Field	Type	Description
`steps`	`list[StepDiagnostic]`	Per-step name, item count, timing
`memory_items`	`int`	Number of items from the memory provider
`total_items_considered`	`int`	Items entering window assembly
`items_included`	`int`	Items that fit in the window
`items_overflow`	`int`	Items that did not fit
`token_utilization`	`float`	Fraction of token budget used (0.0--1.0)
`token_usage_by_source`	`dict[str, int]`	Token count per source type
`shared_pool_usage`	`int`	Tokens used by uncapped sources
`skipped_steps`	`list[str]`	Steps that failed with `on_error="skip"`
`failed_step`	`str`	Step that caused a pipeline failure
`query_enriched`	`bool`	Whether the query was enriched with memory
`budget_overflow_by_source`	`dict[str, int]`	Items dropped per source by budget

Sync vs Async Execution¶

The pipeline supports two execution modes:

Synchronous (build()): All steps must be synchronous. Async steps raise a TypeError at execution time.
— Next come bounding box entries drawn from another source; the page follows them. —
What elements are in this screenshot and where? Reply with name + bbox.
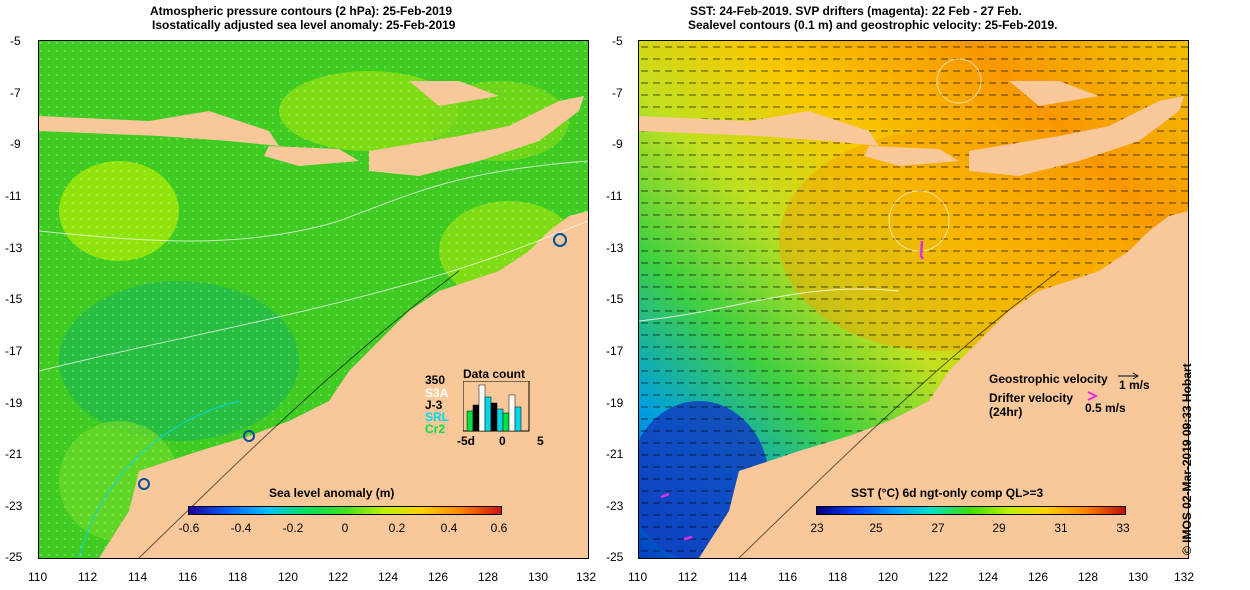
- right-lat-tick: -17: [606, 344, 624, 358]
- histogram-tick-5: 5: [537, 434, 544, 448]
- left-lat-tick: -23: [5, 499, 23, 513]
- left-lon-tick: 124: [378, 570, 399, 584]
- right-lat-tick: -19: [606, 396, 624, 410]
- left-lat-tick: -19: [5, 396, 23, 410]
- geostrophic-arrow-icon: [1118, 372, 1139, 380]
- left-lon-tick: 112: [78, 570, 98, 584]
- sst-tick-3: 29: [992, 521, 1006, 535]
- drifter-velocity-label: Drifter velocity: [989, 391, 1074, 405]
- left-lon-tick: 130: [528, 570, 549, 584]
- drifter-velocity-sub: (24hr): [989, 405, 1023, 419]
- drifter-arrow-icon: [1087, 391, 1099, 401]
- sla-tick-3: 0: [341, 521, 349, 535]
- left-lon-tick: 116: [178, 570, 198, 584]
- sla-colorbar-label: Sea level anomaly (m): [269, 486, 395, 500]
- right-lat-tick: -23: [606, 499, 624, 513]
- sst-tick-4: 31: [1054, 521, 1068, 535]
- right-lon-tick: 114: [728, 570, 748, 584]
- left-lon-tick: 110: [28, 570, 48, 584]
- sla-colorbar: [188, 506, 502, 515]
- sst-colorbar: [816, 506, 1126, 515]
- sst-colorbar-label: SST (°C) 6d ngt-only comp QL>=3: [851, 486, 1044, 500]
- data-count-max: 350: [425, 373, 446, 387]
- series-cr2: Cr2: [425, 422, 446, 436]
- right-lat-tick: -7: [612, 86, 623, 100]
- left-lon-tick: 126: [428, 570, 449, 584]
- right-lat-tick: -5: [612, 34, 623, 48]
- series-j3: J-3: [425, 398, 443, 412]
- sst-tick-1: 25: [869, 521, 883, 535]
- right-lon-tick: 112: [678, 570, 698, 584]
- right-lon-tick: 110: [628, 570, 648, 584]
- sla-tick-5: 0.4: [440, 521, 458, 535]
- sla-tick-4: 0.2: [388, 521, 406, 535]
- geostrophic-scale: 1 m/s: [1119, 378, 1150, 392]
- sea-level-anomaly-map: Data count 350 S3A J-3 SRL Cr2 -5d 0 5 S…: [38, 40, 589, 559]
- sst-tick-0: 23: [810, 521, 824, 535]
- sst-map: Geostrophic velocity 1 m/s Drifter veloc…: [638, 40, 1189, 559]
- left-lon-tick: 120: [278, 570, 299, 584]
- data-count-title: Data count: [463, 367, 526, 381]
- right-lat-tick: -9: [612, 137, 623, 151]
- right-lon-tick: 132: [1174, 570, 1195, 584]
- sla-tick-1: -0.4: [230, 521, 252, 535]
- left-lat-tick: -25: [5, 550, 23, 564]
- sst-tick-2: 27: [931, 521, 945, 535]
- series-s3a: S3A: [425, 386, 449, 400]
- sla-tick-0: -0.6: [178, 521, 200, 535]
- histogram-tick-minus5d: -5d: [457, 434, 475, 448]
- left-lat-tick: -11: [5, 189, 22, 203]
- left-lat-tick: -15: [5, 292, 23, 306]
- left-title-line2: Isostatically adjusted sea level anomaly…: [152, 18, 456, 32]
- left-lon-tick: 122: [328, 570, 349, 584]
- right-lon-tick: 130: [1128, 570, 1149, 584]
- left-lat-tick: -17: [5, 344, 23, 358]
- right-lat-tick: -13: [606, 241, 624, 255]
- data-count-histogram: [463, 381, 530, 432]
- right-lon-tick: 120: [878, 570, 899, 584]
- left-lon-tick: 114: [128, 570, 148, 584]
- right-lat-tick: -11: [606, 189, 623, 203]
- right-lon-tick: 128: [1078, 570, 1099, 584]
- sla-tick-6: 0.6: [490, 521, 508, 535]
- left-lat-tick: -21: [5, 447, 23, 461]
- sla-tick-2: -0.2: [282, 521, 304, 535]
- left-lat-tick: -13: [5, 241, 23, 255]
- imos-credit: © IMOS 02-Mar-2019 09:33 Hobart: [1180, 363, 1194, 555]
- left-lon-tick: 128: [478, 570, 499, 584]
- sst-tick-5: 33: [1116, 521, 1130, 535]
- sst-map-graphic: [639, 41, 1188, 558]
- left-lon-tick: 118: [228, 570, 248, 584]
- left-title-line1: Atmospheric pressure contours (2 hPa): 2…: [150, 4, 453, 18]
- right-lon-tick: 116: [778, 570, 798, 584]
- left-lon-tick: 132: [576, 570, 597, 584]
- right-lon-tick: 124: [978, 570, 999, 584]
- left-lat-tick: -7: [10, 86, 21, 100]
- right-lat-tick: -25: [606, 550, 624, 564]
- right-lat-tick: -15: [606, 292, 624, 306]
- right-lat-tick: -21: [606, 447, 624, 461]
- sla-map-graphic: [39, 41, 588, 558]
- series-srl: SRL: [425, 410, 449, 424]
- histogram-tick-0: 0: [499, 434, 506, 448]
- geostrophic-velocity-label: Geostrophic velocity: [989, 372, 1108, 386]
- right-lon-tick: 122: [928, 570, 949, 584]
- drifter-scale: 0.5 m/s: [1085, 401, 1126, 415]
- right-lon-tick: 126: [1028, 570, 1049, 584]
- right-title-line1: SST: 24-Feb-2019. SVP drifters (magenta)…: [690, 4, 1022, 18]
- left-lat-tick: -9: [10, 137, 21, 151]
- left-lat-tick: -5: [10, 34, 21, 48]
- right-title-line2: Sealevel contours (0.1 m) and geostrophi…: [688, 18, 1058, 32]
- right-lon-tick: 118: [828, 570, 848, 584]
result = pipeline.build("What is context engineering?")

Asynchronous (abuild()): Supports both sync and async steps. Sync steps are called directly; async steps are awaited.

result = await pipeline.abuild("What is context engineering?")
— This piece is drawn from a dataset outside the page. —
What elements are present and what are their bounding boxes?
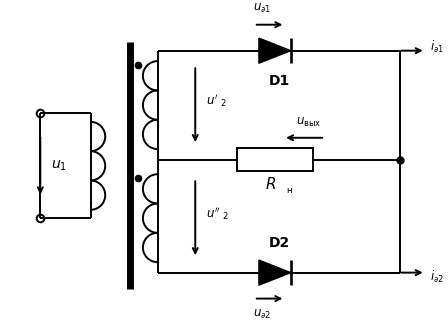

This allows mixing sync retrievers (e.g., in-memory BM25) with async retrievers (e.g., database lookups) in the same pipeline:

pipeline = ContextPipeline(max_tokens=8192)

@pipeline.step  # sync
def add_bm25_results(items, query):
    return items + bm25_search(query.query_str)

@pipeline.async_step  # async
async def add_db_results(items, query):
    results = await db.search(query.query_str)
    return items + results

result = await pipeline.abuild("search query")

When to use abuild()

Use abuild() whenever your pipeline includes at least one async step (database lookups, API calls, async rerankers). For pure in-memory pipelines, build() avoids the overhead of an event loop.

Callbacks¶

The pipeline fires events at key points via PipelineCallback objects. Register callbacks with pipeline.add_callback():

from anchor.pipeline.callbacks import PipelineCallback

class TimingLogger:
    def on_step_end(self, step_name, items, time_ms):
        print(f"{step_name}: {time_ms:.1f}ms ({len(items)} items)")

    def on_pipeline_end(self, result):
        print(f"Total: {result.build_time_ms:.1f}ms")

pipeline.add_callback(TimingLogger())

Available callback hooks:

on_pipeline_start(query) -- fired before any processing
on_step_start(step_name, items) -- fired before each step
on_step_end(step_name, items, time_ms) -- fired after each step
on_step_error(step_name, error) -- fired when a step raises
on_pipeline_end(result) -- fired after the final ContextResult is assembled

Note

Callback errors are swallowed and logged at WARNING level. A failing callback never breaks the pipeline.